North American Commercial Insurance 2020 Rate Hikes Likely; Overall Market Hardening Unlikely

November 15, 2019

Rate increases are likely for North American commercial insurance buyers in 2020, but the trend won’t likely lead to an overall hardening market, according to reports from Willis Towers Watson and Fitch Ratings.

Willis Towers Watson tracked 19 commercial insurance lines that will see price increases. A number will face 20 percent price hikes or higher, including property, umbrella and public company directors and officers, and those lines will also face capacity withdrawals, the firm said.

“We’re seeing the biggest upward price shift in years,” Joe Peiser, global head of Broking for Willis Towers Watson, said in prepared remarks.

Peiser added rate hikes and capacity constrictions should continue through 2020 and even into 2021, but a more orderly market should form by the middle of next year.

“As the market seeks equilibrium, there are reasons for optimism,” Peiser said. “The alternative capital market is showing renewed enthusiasm for reinsurance; the overall industry has more capital than ever; insolvencies are a rarity; InsurTech is working with market participants to improve the client experience; and the laws of supply and demand still apply. This challenging market won’t last forever.”

Of course, there are exceptions. For two lines – international casualty and surety – Willis Towers Watson said there will be price decreases. Another six – fiduciary, environmental, marine, political risk, kidnap and ransom, and terrorism – will see increases, decreases or flat renewals.

Particular areas seeing market worsening include commercial liability, where Willis Towers Watson said “deteriorating loss trends…continue to negatively impact underwriting profitability.” Workers compensation is one exception in this area, remaining a stable line, according to WTW’s projections.

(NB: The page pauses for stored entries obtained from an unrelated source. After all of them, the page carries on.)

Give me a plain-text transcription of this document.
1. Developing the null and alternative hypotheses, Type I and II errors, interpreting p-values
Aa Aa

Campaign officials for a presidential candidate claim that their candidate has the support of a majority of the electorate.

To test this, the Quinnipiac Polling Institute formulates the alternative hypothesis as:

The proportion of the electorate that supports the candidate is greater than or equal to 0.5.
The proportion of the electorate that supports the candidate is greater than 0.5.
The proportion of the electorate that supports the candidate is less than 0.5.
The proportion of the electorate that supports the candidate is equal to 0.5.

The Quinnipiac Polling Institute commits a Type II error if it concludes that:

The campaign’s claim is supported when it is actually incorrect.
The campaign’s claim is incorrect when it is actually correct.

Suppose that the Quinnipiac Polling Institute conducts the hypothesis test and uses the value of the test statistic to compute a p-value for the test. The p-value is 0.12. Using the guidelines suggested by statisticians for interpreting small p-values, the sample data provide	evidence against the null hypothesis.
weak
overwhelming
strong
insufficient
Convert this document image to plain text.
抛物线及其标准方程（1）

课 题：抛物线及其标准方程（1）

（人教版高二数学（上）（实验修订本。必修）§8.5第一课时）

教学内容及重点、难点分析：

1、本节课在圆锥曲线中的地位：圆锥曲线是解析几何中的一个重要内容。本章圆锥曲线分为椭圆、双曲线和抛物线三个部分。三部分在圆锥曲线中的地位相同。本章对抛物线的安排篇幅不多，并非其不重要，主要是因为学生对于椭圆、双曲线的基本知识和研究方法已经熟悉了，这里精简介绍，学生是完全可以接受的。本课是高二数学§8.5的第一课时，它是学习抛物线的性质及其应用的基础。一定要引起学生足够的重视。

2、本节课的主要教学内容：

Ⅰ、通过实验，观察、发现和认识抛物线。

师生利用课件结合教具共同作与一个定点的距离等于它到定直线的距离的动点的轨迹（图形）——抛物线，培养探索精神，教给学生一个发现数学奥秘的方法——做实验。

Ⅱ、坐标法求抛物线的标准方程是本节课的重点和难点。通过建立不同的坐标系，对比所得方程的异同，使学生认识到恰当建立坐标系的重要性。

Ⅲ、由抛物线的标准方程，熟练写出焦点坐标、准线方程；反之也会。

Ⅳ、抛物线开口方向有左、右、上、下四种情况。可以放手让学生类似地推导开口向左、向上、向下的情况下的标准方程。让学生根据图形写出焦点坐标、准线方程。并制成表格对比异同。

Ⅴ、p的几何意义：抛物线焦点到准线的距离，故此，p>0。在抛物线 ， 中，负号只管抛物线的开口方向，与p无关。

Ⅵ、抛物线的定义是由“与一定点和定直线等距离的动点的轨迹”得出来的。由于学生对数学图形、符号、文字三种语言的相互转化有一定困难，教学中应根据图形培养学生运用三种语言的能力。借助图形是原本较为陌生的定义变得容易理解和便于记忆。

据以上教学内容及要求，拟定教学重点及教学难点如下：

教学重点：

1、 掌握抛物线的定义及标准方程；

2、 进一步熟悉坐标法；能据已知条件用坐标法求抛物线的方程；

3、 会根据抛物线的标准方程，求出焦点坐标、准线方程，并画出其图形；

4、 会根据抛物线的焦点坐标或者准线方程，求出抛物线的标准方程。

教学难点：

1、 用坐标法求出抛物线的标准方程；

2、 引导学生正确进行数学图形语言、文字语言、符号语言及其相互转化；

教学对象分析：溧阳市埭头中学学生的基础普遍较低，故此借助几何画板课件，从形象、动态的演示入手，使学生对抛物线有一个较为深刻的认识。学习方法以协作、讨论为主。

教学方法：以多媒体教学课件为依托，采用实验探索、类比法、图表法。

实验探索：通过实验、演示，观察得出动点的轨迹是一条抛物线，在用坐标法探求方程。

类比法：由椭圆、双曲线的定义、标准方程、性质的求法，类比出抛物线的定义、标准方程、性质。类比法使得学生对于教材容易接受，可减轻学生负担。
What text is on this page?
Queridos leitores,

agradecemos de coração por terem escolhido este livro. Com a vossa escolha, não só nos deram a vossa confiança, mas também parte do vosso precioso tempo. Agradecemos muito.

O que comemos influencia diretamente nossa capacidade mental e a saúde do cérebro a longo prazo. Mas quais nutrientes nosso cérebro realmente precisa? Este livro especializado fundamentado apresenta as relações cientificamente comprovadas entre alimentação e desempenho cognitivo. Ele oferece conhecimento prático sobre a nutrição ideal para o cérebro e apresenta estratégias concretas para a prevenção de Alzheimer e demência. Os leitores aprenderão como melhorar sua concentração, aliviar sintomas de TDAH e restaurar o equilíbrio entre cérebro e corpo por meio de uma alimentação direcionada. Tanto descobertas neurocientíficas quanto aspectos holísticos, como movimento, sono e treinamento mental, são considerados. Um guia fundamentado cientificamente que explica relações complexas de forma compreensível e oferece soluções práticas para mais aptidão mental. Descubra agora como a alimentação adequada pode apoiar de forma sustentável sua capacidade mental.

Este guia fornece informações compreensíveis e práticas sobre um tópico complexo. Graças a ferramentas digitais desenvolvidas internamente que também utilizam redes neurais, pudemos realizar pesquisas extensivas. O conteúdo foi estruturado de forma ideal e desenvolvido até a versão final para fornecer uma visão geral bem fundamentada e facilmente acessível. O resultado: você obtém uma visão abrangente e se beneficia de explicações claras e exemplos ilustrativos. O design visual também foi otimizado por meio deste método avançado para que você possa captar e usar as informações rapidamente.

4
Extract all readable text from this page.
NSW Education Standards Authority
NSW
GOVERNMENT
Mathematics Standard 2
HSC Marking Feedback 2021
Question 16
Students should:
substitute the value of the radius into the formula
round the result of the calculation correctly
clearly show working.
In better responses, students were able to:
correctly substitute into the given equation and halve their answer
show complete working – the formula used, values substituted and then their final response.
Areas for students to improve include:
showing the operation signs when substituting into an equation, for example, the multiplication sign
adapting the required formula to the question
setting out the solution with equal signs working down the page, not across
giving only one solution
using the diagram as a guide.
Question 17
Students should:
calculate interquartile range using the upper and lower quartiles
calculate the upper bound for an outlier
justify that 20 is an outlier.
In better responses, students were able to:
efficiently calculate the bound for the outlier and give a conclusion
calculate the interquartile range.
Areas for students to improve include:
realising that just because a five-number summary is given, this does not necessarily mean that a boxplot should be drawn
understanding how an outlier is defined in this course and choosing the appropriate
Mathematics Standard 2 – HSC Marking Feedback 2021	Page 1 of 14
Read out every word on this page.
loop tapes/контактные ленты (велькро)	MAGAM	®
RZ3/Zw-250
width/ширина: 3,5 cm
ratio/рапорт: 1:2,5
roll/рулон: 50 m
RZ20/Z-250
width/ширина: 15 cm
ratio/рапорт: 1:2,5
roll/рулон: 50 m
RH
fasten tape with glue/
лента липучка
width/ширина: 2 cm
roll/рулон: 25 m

Auto liability provides another point of concern, because the line is still unprofitable for both personal and commercial insurers as losses climb due to economic growth, with more inexperienced workers coming to fields such as trucking, bringing with them a higher rate of accidents. Strong economic conditions are also causing more vehicle traffic and accidents, due in part to distracted driving, the report noted.

Higher Prices, No Hard Market

Prices may be hardening in the commercial P/C market, but Fitch Ratings doesn’t expect the trend to lead to a hard market.

“Competitive forces and less favorable claim trends in some key segments make it unlikely that recent rising premium rate trends will translate into hard markets with sustainable adequate capital returns,” Fitch said in its report.

Fitch noted the last truly hard market in the U.S. ran from 2003 to 2007, a time where market conditions were “consistent with returns on capital above required rates.”

Hard markets don’t happen very much, Fitch added, “as underwriting success attracts competition that leads to an erosion of favorable pricing conditions.”

Fitch said the current U.S. P/C market will lead to “considerable profit challenges” ahead. The firm noted the industry statutory combined ratio was 99 in 2018 after a 104 catastrophe loss-driven ratio the year before.

With that in mind, markets have hardened their prices over the last year, particularly in property and automobile lines and most recently in liability segments. That means there will be a slightly larger underwriting gain in 2019, according to Fitch, thanks to the pricing momentum. But Fitch added it is unclear whether this cycle could move the industry to combined ratios in the mid- to low-90 range or produce double-digit returns on surplus.

“These doubts relate to the continued highly competitive nature of the business, in which profitable experience in any segment can quickly attract other underwriters and promote pricing pressure,” Fitch noted.

Fitch agreed that commercial lines premium rate improvement will continue through 2020, but suggested the potential for more major profit improvement could be hampered by “higher loss severity and reserve weakness in several liability lines tied to rising litigation and tort-related costs.”